Saturday, May 11, 2013


I've been thinking a lot about stress lately. I think it was prompted by my reading of a February 12, 2013 article in a WSJ article by Shirley S. Wang titled "Stress Benefit Tied to Upbeat Mindset." The basic premise is that how we view stress can have an impact on whether stress impacts us negatively or positively.

I generally have a positive mindset. I'm generally optimistic. But, in regards to how I handle stress, I've discovered that the kind of stress impacts how I handle it. I can categorize my stress into three types that I'll call Types 1,2 and 3.

Type 1 is the the stress of being very busy with time commitments. In other words, almost all of the slots of my day are filled and the prospect of adding one more activity is like the last drop that causes the glass to over-flow. This kind of stress, I actually don't  mind. As a matter of fact, I kind of thrive with this kind of stress and it becomes almost a game to see if I can keep things running smoothly. I would say this is the kind of stress I had before I moved to Turkey: wife, mother, friend, full-time teacher, private piano teacher, church musician, team tennis player, book group member, etc. I generally loved everything except when the extra dropped (unexpected events) made the stress too great.

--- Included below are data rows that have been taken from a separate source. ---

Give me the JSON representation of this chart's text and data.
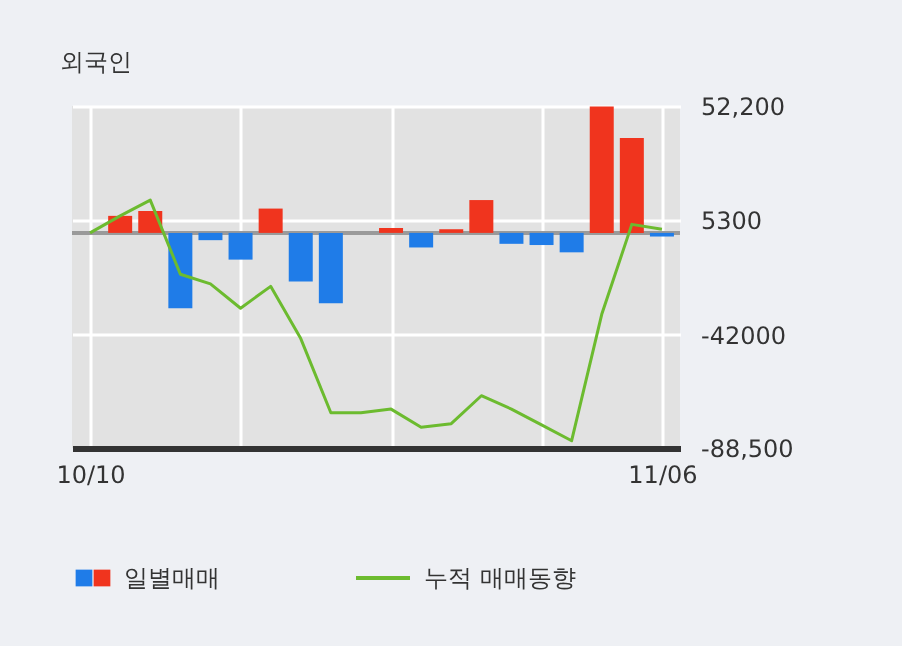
{
  "chart_data": {
    "type": "bar",
    "title": "외국인",
    "categories": [
      "10/10",
      null,
      null,
      null,
      null,
      null,
      null,
      null,
      null,
      null,
      null,
      null,
      null,
      null,
      null,
      null,
      null,
      null,
      null,
      "11/06"
    ],
    "series": [
      {
        "name": "일별매매",
        "colors": [
          "#f0341e",
          "#f0341e",
          "#f0341e",
          "#1f7ce8",
          "#1f7ce8",
          "#1f7ce8",
          "#f0341e",
          "#1f7ce8",
          "#1f7ce8",
          "#f0341e",
          "#f0341e",
          "#1f7ce8",
          "#f0341e",
          "#f0341e",
          "#1f7ce8",
          "#1f7ce8",
          "#1f7ce8",
          "#f0341e",
          "#f0341e",
          "#1f7ce8"
        ],
        "values": [
          0,
          7000,
          9000,
          -31000,
          -3000,
          -11000,
          10000,
          -20000,
          -29000,
          0,
          2000,
          -6000,
          1500,
          13500,
          -4500,
          -5000,
          -8000,
          52000,
          39000,
          -1500
        ]
      },
      {
        "name": "누적 매매동향",
        "type": "line",
        "color": "#6cbb2f",
        "values": [
          0,
          7000,
          13500,
          -17000,
          -21000,
          -31000,
          -22000,
          -43500,
          -74000,
          -74000,
          -72500,
          -80000,
          -78500,
          -67000,
          -72500,
          -79000,
          -85500,
          -33500,
          3500,
          1500
        ]
      }
    ],
    "ylim": [
      -88500,
      52200
    ],
    "yticks": [
      {
        "value": 52200,
        "label": "52,200"
      },
      5300,
      -42000,
      {
        "value": -88500,
        "label": "-88,500"
      }
    ],
    "ref_lines": [
      {
        "axis": "y",
        "value": 0,
        "color": "#9a9a9a"
      }
    ],
    "grid": true,
    "legend": "bottom left"
  }
}
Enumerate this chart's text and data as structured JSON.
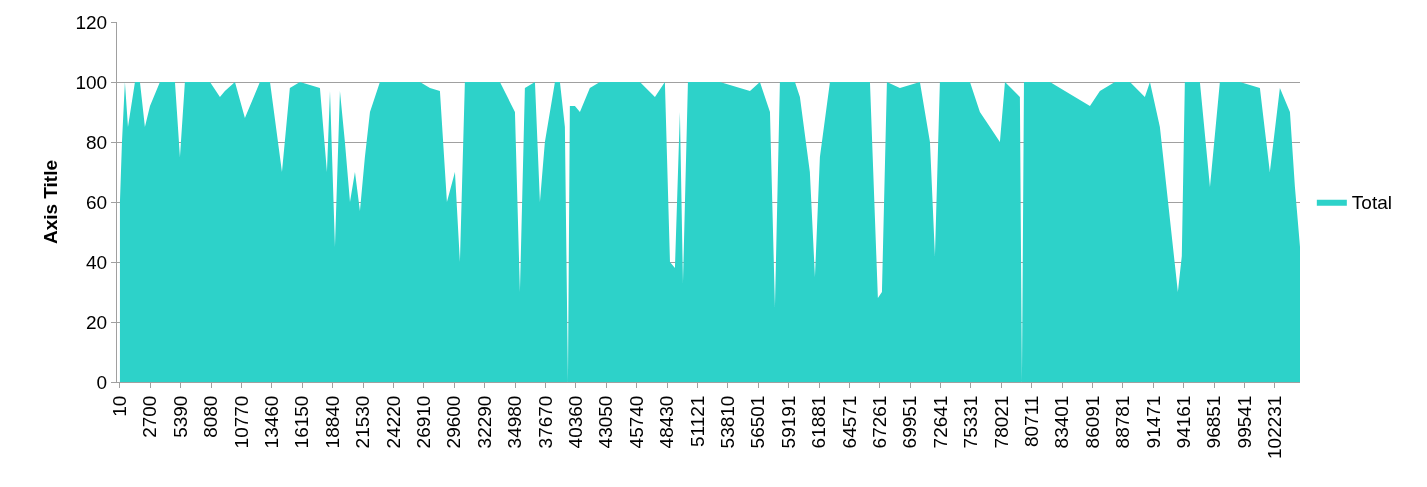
{
  "chart_data": {
    "type": "area",
    "ylabel": "Axis Title",
    "legend": "right",
    "grid": "y",
    "xlim": [
      -250,
      104450
    ],
    "ylim": [
      0,
      120
    ],
    "yticks": [
      0,
      20,
      40,
      60,
      80,
      100,
      120
    ],
    "xticks": [
      10,
      2700,
      5390,
      8080,
      10770,
      13460,
      16150,
      18840,
      21530,
      24220,
      26910,
      29600,
      32290,
      34980,
      37670,
      40360,
      43050,
      45740,
      48430,
      51121,
      53810,
      56501,
      59191,
      61881,
      64571,
      67261,
      69951,
      72641,
      75331,
      78021,
      80711,
      83401,
      86091,
      88781,
      91471,
      94161,
      96851,
      99541,
      102231
    ],
    "series": [
      {
        "name": "Total",
        "color": "#2dd2c9",
        "x": [
          10,
          190,
          450,
          720,
          1340,
          1780,
          2220,
          2670,
          3550,
          4880,
          5320,
          5760,
          7090,
          7980,
          8860,
          9300,
          10190,
          11070,
          12400,
          13290,
          14350,
          15050,
          15940,
          17710,
          18330,
          18600,
          19040,
          19480,
          19920,
          20370,
          20810,
          21250,
          21690,
          22140,
          23020,
          24790,
          26560,
          27450,
          28330,
          28950,
          29660,
          30100,
          30540,
          31430,
          33640,
          34970,
          35410,
          35850,
          36740,
          37180,
          37620,
          38510,
          38950,
          39390,
          39660,
          39830,
          40280,
          40720,
          41600,
          42490,
          44260,
          46030,
          47360,
          48240,
          48690,
          49130,
          49570,
          49840,
          50280,
          51340,
          53110,
          55770,
          56650,
          57540,
          57980,
          58420,
          59750,
          60190,
          61070,
          61520,
          61960,
          62850,
          65060,
          66390,
          67090,
          67450,
          67890,
          69040,
          70810,
          71700,
          72140,
          72580,
          74350,
          75240,
          76120,
          77010,
          77890,
          78340,
          79660,
          79840,
          80020,
          82320,
          84530,
          85860,
          86740,
          88070,
          89400,
          90720,
          91170,
          92050,
          93640,
          93990,
          94260,
          95590,
          96480,
          97360,
          99130,
          100900,
          101780,
          102670,
          103560,
          104000,
          104450
        ],
        "values": [
          60,
          80,
          100,
          85,
          100,
          100,
          85,
          92,
          100,
          100,
          75,
          100,
          100,
          100,
          95,
          97,
          100,
          88,
          100,
          100,
          70,
          98,
          100,
          98,
          70,
          97,
          45,
          97,
          80,
          60,
          70,
          57,
          75,
          90,
          100,
          100,
          100,
          98,
          97,
          60,
          70,
          40,
          100,
          100,
          100,
          90,
          30,
          98,
          100,
          60,
          80,
          100,
          100,
          85,
          0,
          92,
          92,
          90,
          98,
          100,
          100,
          100,
          95,
          100,
          40,
          38,
          90,
          33,
          100,
          100,
          100,
          97,
          100,
          90,
          25,
          100,
          100,
          95,
          70,
          35,
          75,
          100,
          100,
          100,
          28,
          30,
          100,
          98,
          100,
          80,
          42,
          100,
          100,
          100,
          90,
          85,
          80,
          100,
          95,
          0,
          100,
          100,
          95,
          92,
          97,
          100,
          100,
          95,
          100,
          85,
          30,
          42,
          100,
          100,
          65,
          100,
          100,
          98,
          70,
          98,
          90,
          65,
          45
        ]
      }
    ]
  }
}
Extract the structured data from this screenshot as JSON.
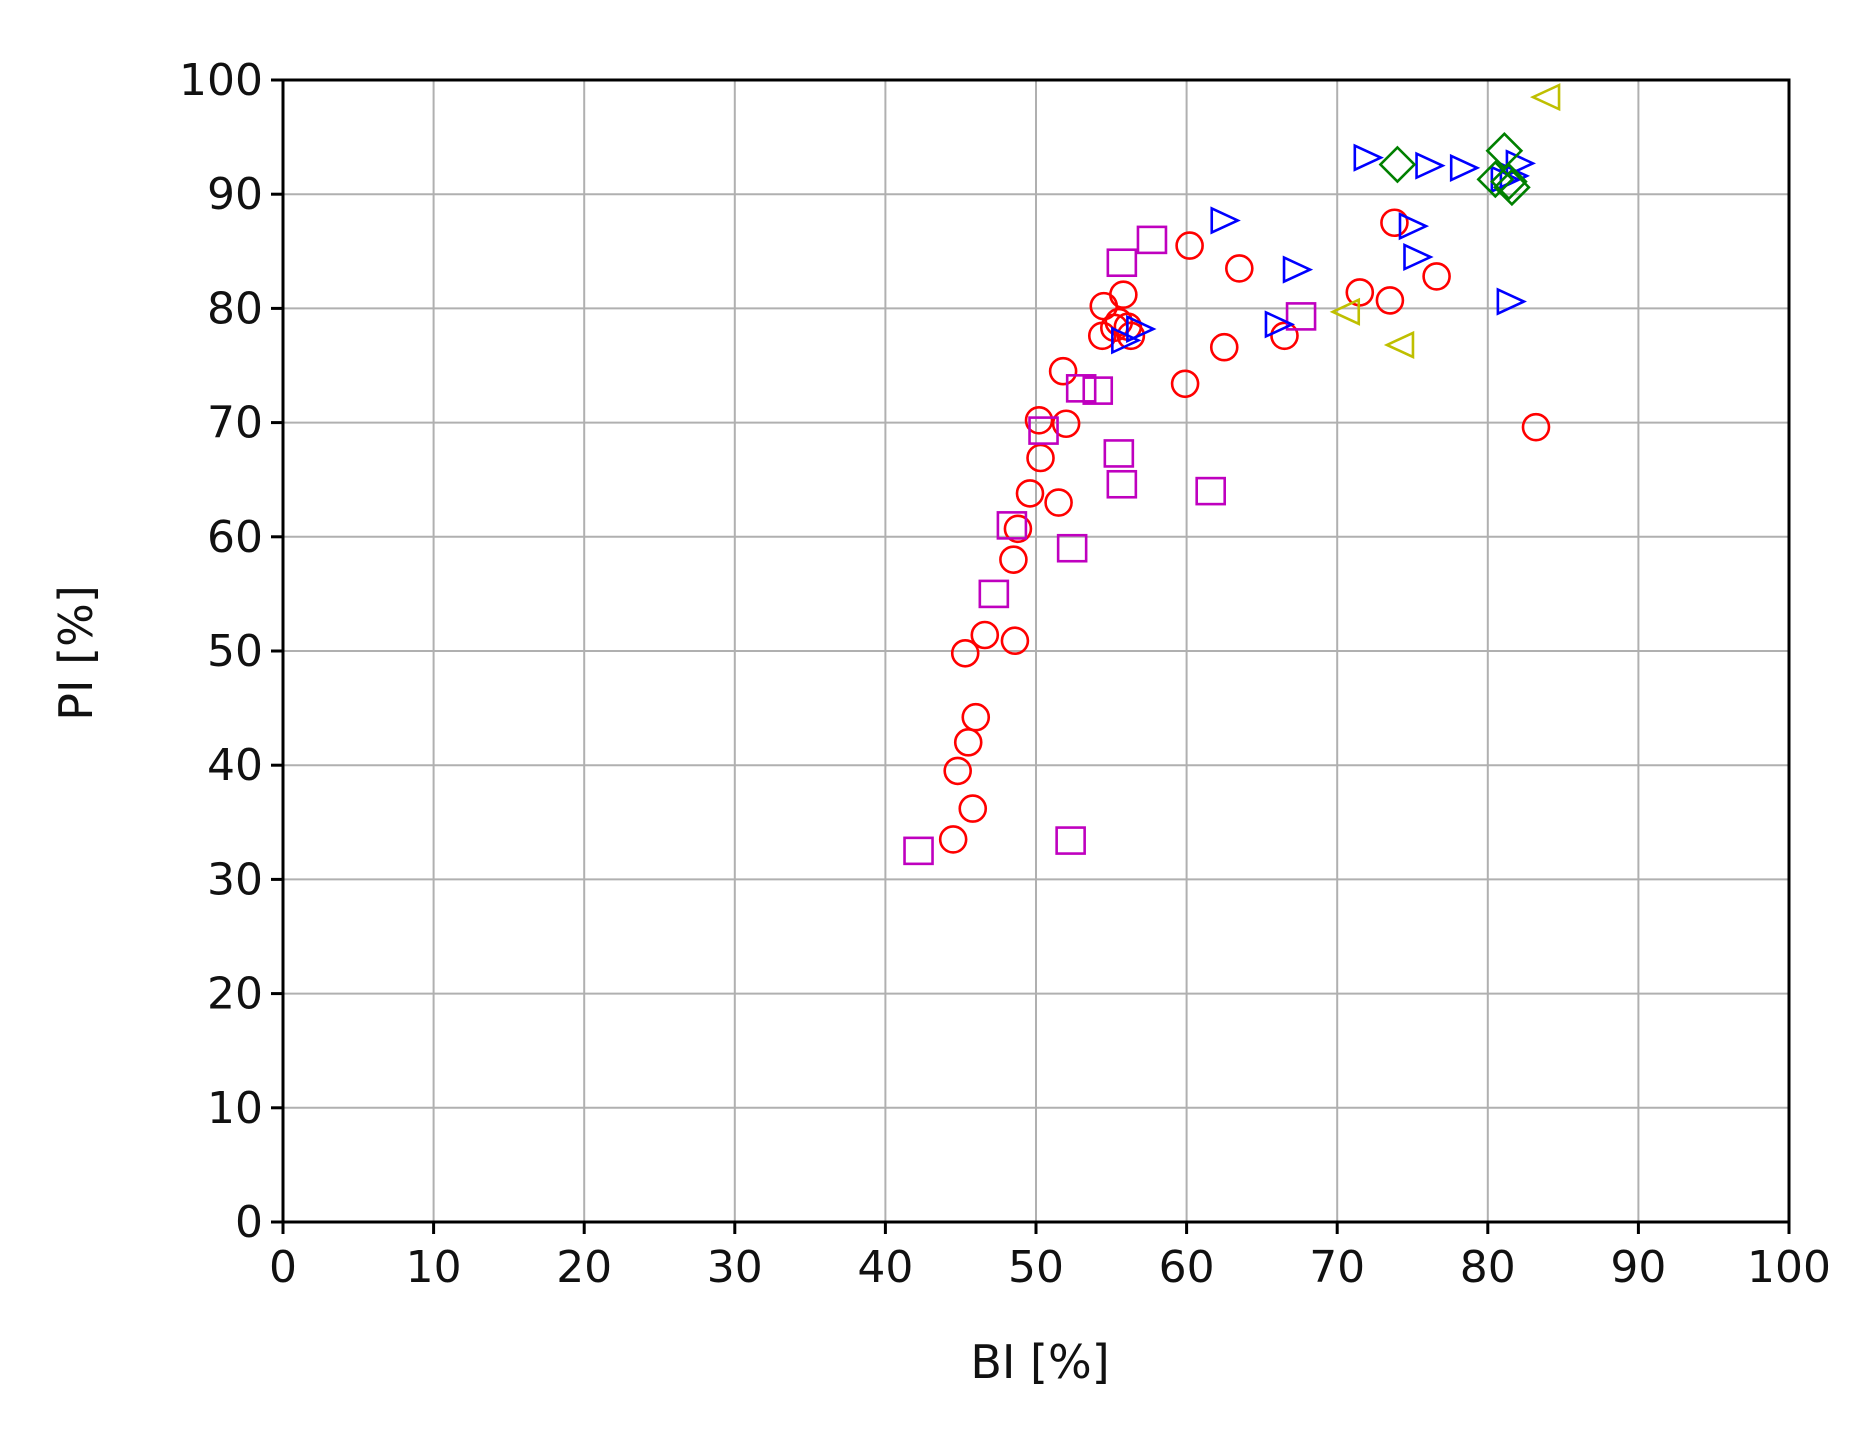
{
  "chart_data": {
    "type": "scatter",
    "title": "",
    "xlabel": "BI [%]",
    "ylabel": "PI [%]",
    "xlim": [
      0,
      100
    ],
    "ylim": [
      0,
      100
    ],
    "xticks": [
      "0",
      "10",
      "20",
      "30",
      "40",
      "50",
      "60",
      "70",
      "80",
      "90",
      "100"
    ],
    "yticks": [
      "0",
      "10",
      "20",
      "30",
      "40",
      "50",
      "60",
      "70",
      "80",
      "90",
      "100"
    ],
    "grid": true,
    "legend": "none",
    "series": [
      {
        "marker": "circle",
        "color": "#ff0000",
        "points": [
          [
            44.5,
            33.5
          ],
          [
            45.8,
            36.2
          ],
          [
            44.8,
            39.5
          ],
          [
            45.5,
            42
          ],
          [
            46,
            44.2
          ],
          [
            45.3,
            49.8
          ],
          [
            46.6,
            51.4
          ],
          [
            48.6,
            50.9
          ],
          [
            48.5,
            58
          ],
          [
            48.8,
            60.7
          ],
          [
            49.6,
            63.8
          ],
          [
            51.5,
            63
          ],
          [
            50.3,
            66.9
          ],
          [
            50.2,
            70.2
          ],
          [
            52,
            69.9
          ],
          [
            51.8,
            74.5
          ],
          [
            54.4,
            77.6
          ],
          [
            54.5,
            80.2
          ],
          [
            55.2,
            78.3
          ],
          [
            55.5,
            78.8
          ],
          [
            55.8,
            81.2
          ],
          [
            56.1,
            78.4
          ],
          [
            56.3,
            77.6
          ],
          [
            59.9,
            73.4
          ],
          [
            60.2,
            85.5
          ],
          [
            62.5,
            76.6
          ],
          [
            63.5,
            83.5
          ],
          [
            66.5,
            77.6
          ],
          [
            71.5,
            81.4
          ],
          [
            73.5,
            80.7
          ],
          [
            73.8,
            87.5
          ],
          [
            76.6,
            82.8
          ],
          [
            83.2,
            69.6
          ]
        ]
      },
      {
        "marker": "square",
        "color": "#bf00bf",
        "points": [
          [
            42.2,
            32.5
          ],
          [
            52.3,
            33.4
          ],
          [
            47.2,
            55
          ],
          [
            48.4,
            61
          ],
          [
            52.4,
            59
          ],
          [
            50.5,
            69.3
          ],
          [
            53,
            73
          ],
          [
            54.1,
            72.8
          ],
          [
            55.5,
            67.3
          ],
          [
            55.7,
            64.6
          ],
          [
            61.6,
            64
          ],
          [
            55.7,
            84
          ],
          [
            57.7,
            86
          ],
          [
            67.6,
            79.3
          ]
        ]
      },
      {
        "marker": "triangle-right",
        "color": "#0000ff",
        "points": [
          [
            55.8,
            77.2
          ],
          [
            56.8,
            78.2
          ],
          [
            62.4,
            87.7
          ],
          [
            66,
            78.6
          ],
          [
            67.2,
            83.4
          ],
          [
            71.9,
            93.2
          ],
          [
            74.9,
            87.2
          ],
          [
            75.2,
            84.5
          ],
          [
            76,
            92.5
          ],
          [
            78.3,
            92.3
          ],
          [
            81.4,
            80.6
          ],
          [
            81,
            91.3
          ],
          [
            82,
            92.7
          ],
          [
            81.6,
            91.6
          ]
        ]
      },
      {
        "marker": "diamond",
        "color": "#008000",
        "points": [
          [
            74,
            92.6
          ],
          [
            80.5,
            91.3
          ],
          [
            81.1,
            93.8
          ],
          [
            81.4,
            91.1
          ],
          [
            81.6,
            90.6
          ]
        ]
      },
      {
        "marker": "triangle-left",
        "color": "#bfbf00",
        "points": [
          [
            70.7,
            79.7
          ],
          [
            74.3,
            76.8
          ],
          [
            84,
            98.5
          ]
        ]
      }
    ]
  }
}
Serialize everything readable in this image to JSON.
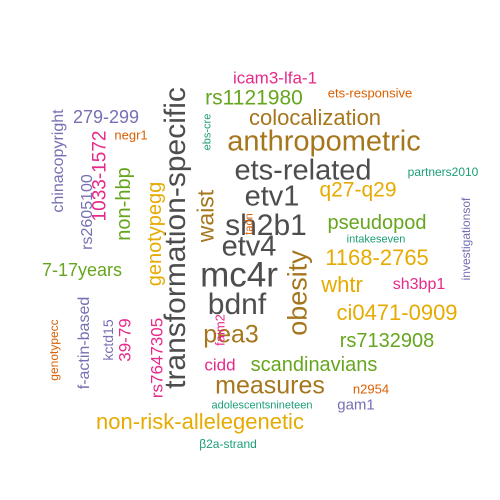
{
  "palette": {
    "gray": "#4d4d4d",
    "brown": "#a6761d",
    "green": "#66a61e",
    "gold": "#e6ab02",
    "magenta": "#e7298a",
    "orange": "#d95f02",
    "purple": "#7570b3",
    "teal": "#1b9e77"
  },
  "words": [
    {
      "text": "transformation-specific",
      "color": "gray",
      "rot": -90
    },
    {
      "text": "mc4r",
      "color": "gray",
      "rot": 0
    },
    {
      "text": "etv4",
      "color": "gray",
      "rot": 0
    },
    {
      "text": "sh2b1",
      "color": "gray",
      "rot": 0
    },
    {
      "text": "etv1",
      "color": "gray",
      "rot": 0
    },
    {
      "text": "ets-related",
      "color": "gray",
      "rot": 0
    },
    {
      "text": "bdnf",
      "color": "gray",
      "rot": 0
    },
    {
      "text": "anthropometric",
      "color": "brown",
      "rot": 0
    },
    {
      "text": "measures",
      "color": "brown",
      "rot": 0
    },
    {
      "text": "obesity",
      "color": "brown",
      "rot": -90
    },
    {
      "text": "colocalization",
      "color": "brown",
      "rot": 0
    },
    {
      "text": "waist",
      "color": "brown",
      "rot": -90
    },
    {
      "text": "pea3",
      "color": "brown",
      "rot": 0
    },
    {
      "text": "non-risk-allelegenetic",
      "color": "gold",
      "rot": 0
    },
    {
      "text": "ci0471-0909",
      "color": "gold",
      "rot": 0
    },
    {
      "text": "1168-2765",
      "color": "gold",
      "rot": 0
    },
    {
      "text": "q27-q29",
      "color": "gold",
      "rot": 0
    },
    {
      "text": "whtr",
      "color": "gold",
      "rot": 0
    },
    {
      "text": "genotypegg",
      "color": "gold",
      "rot": -90
    },
    {
      "text": "rs1121980",
      "color": "green",
      "rot": 0
    },
    {
      "text": "pseudopod",
      "color": "green",
      "rot": 0
    },
    {
      "text": "scandinavians",
      "color": "green",
      "rot": 0
    },
    {
      "text": "rs7132908",
      "color": "green",
      "rot": 0
    },
    {
      "text": "7-17years",
      "color": "green",
      "rot": 0
    },
    {
      "text": "non-hbp",
      "color": "green",
      "rot": -90
    },
    {
      "text": "icam3-lfa-1",
      "color": "magenta",
      "rot": 0
    },
    {
      "text": "1033-1572",
      "color": "magenta",
      "rot": -90
    },
    {
      "text": "rs7647305",
      "color": "magenta",
      "rot": -90
    },
    {
      "text": "39-79",
      "color": "magenta",
      "rot": -90
    },
    {
      "text": "cidd",
      "color": "magenta",
      "rot": 0
    },
    {
      "text": "sh3bp1",
      "color": "magenta",
      "rot": 0
    },
    {
      "text": "faim2",
      "color": "magenta",
      "rot": -90
    },
    {
      "text": "ets-responsive",
      "color": "orange",
      "rot": 0
    },
    {
      "text": "negr1",
      "color": "orange",
      "rot": 0
    },
    {
      "text": "n2954",
      "color": "orange",
      "rot": 0
    },
    {
      "text": "genotypecc",
      "color": "orange",
      "rot": -90
    },
    {
      "text": "tadn",
      "color": "orange",
      "rot": -90
    },
    {
      "text": "279-299",
      "color": "purple",
      "rot": 0
    },
    {
      "text": "chinacopyright",
      "color": "purple",
      "rot": -90
    },
    {
      "text": "rs2605100",
      "color": "purple",
      "rot": -90
    },
    {
      "text": "f-actin-based",
      "color": "purple",
      "rot": -90
    },
    {
      "text": "kctd15",
      "color": "purple",
      "rot": -90
    },
    {
      "text": "gam1",
      "color": "purple",
      "rot": 0
    },
    {
      "text": "investigationsof",
      "color": "purple",
      "rot": -90
    },
    {
      "text": "partners2010",
      "color": "teal",
      "rot": 0
    },
    {
      "text": "intakeseven",
      "color": "teal",
      "rot": 0
    },
    {
      "text": "adolescentsnineteen",
      "color": "teal",
      "rot": 0
    },
    {
      "text": "β2a-strand",
      "color": "teal",
      "rot": 0
    },
    {
      "text": "ebs-cre",
      "color": "teal",
      "rot": -90
    }
  ]
}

The second kind (Type 2) is the stress of the unknown. I can handle this type of stress up to a point, and then I find myself avoiding more stress by becoming an "ostrich in the sand" and ignoring what I can't handle.  I've had a lot stress of the unknown for the past two years. The good parts of this stress are learning experiences: the exposure to many new cultures and different view points, the meeting of new, interesting people, and the travel to places I'd never even heard of. The bad parts are my choosing NOT to handle the most routine of problems (phone plan changes, automatic banking challenges, shopping in general) or choosing to stay home and order take-out because I don't want to be bothered with the language barriers and the cultural stress. Today's experience at Carrefour, for example, almost made me cry when the shoplifting alarm sounded while I was exiting the store. The security guard marched over all official-like and I held up both my backpack and my shopping bag like I was being arrested. Of course, he checked my backpack first assuming I was a shop-lifter, but (and I could have told him this in English but not Turkish) it ended up being the toothbrushes in shopping bag because the checker hadn't scanned them properly. I didn't enjoy the public humiliation or the inability to comment.

The third kind of stress (Type 3) is the stress of not feeling useful, effective, or appreciated and the lack of mental challenge. I know this sounds a little ridiculous and kind of like spoiled child who needs to be complimented for doing a good job. But it's not really about the compliments or praise. It's more about the lack of challenge on the job and the pressure to make things so easy that every student gets a good grade. And, it's the frustration of knowing the students are intelligent but they know that English doesn't matter and they don't do the homework, and they cheat on the easy exams anyway. (For more information of cheating see the May 9, 2013 WSJ video and article about the May 4th SATs being cancelled because of cheating.)This is the first time in my life where I've actually felt that nothing I do has an impact one way or the other on anything. I'm just a body to fill a space kind of like you would put a trophy on a shelf.

Back to the idea of mindset having an impact on stress, to restate, I can be upbeat with Type 1 stress. Basically, I still have a modicum of control e.g. I can ramp up my schedule and/or start saying "no" when the days start getting too hectic. I can also have a positive attitude with Type 2 stress up to a point. Type 2 stress makes me grow and learn the most. And, when the challenges become too great, rather than lose my optimism, I choose to ignore new things. In fact, I still have bit of control and a positive mindset with Type 2 stress. The real problem for me is Type 3 stress. With this stress, I find it the most difficult to keep a positive. Actually, Type 3 actually makes me less willing to tackle Type 2 stressful experiences. Type 3 is the reason I ride my bike and/or get some kind of exercise everyday. I need to endorphins to counter the negative mind set.

Interestingly enough, just writing this blog has given me the change to "dream" that maybe something I say or do could have an impact. It's been a Type 2 answer to a Type 3 stress. Consequently, I'm back to a more upbeat/positive mindset.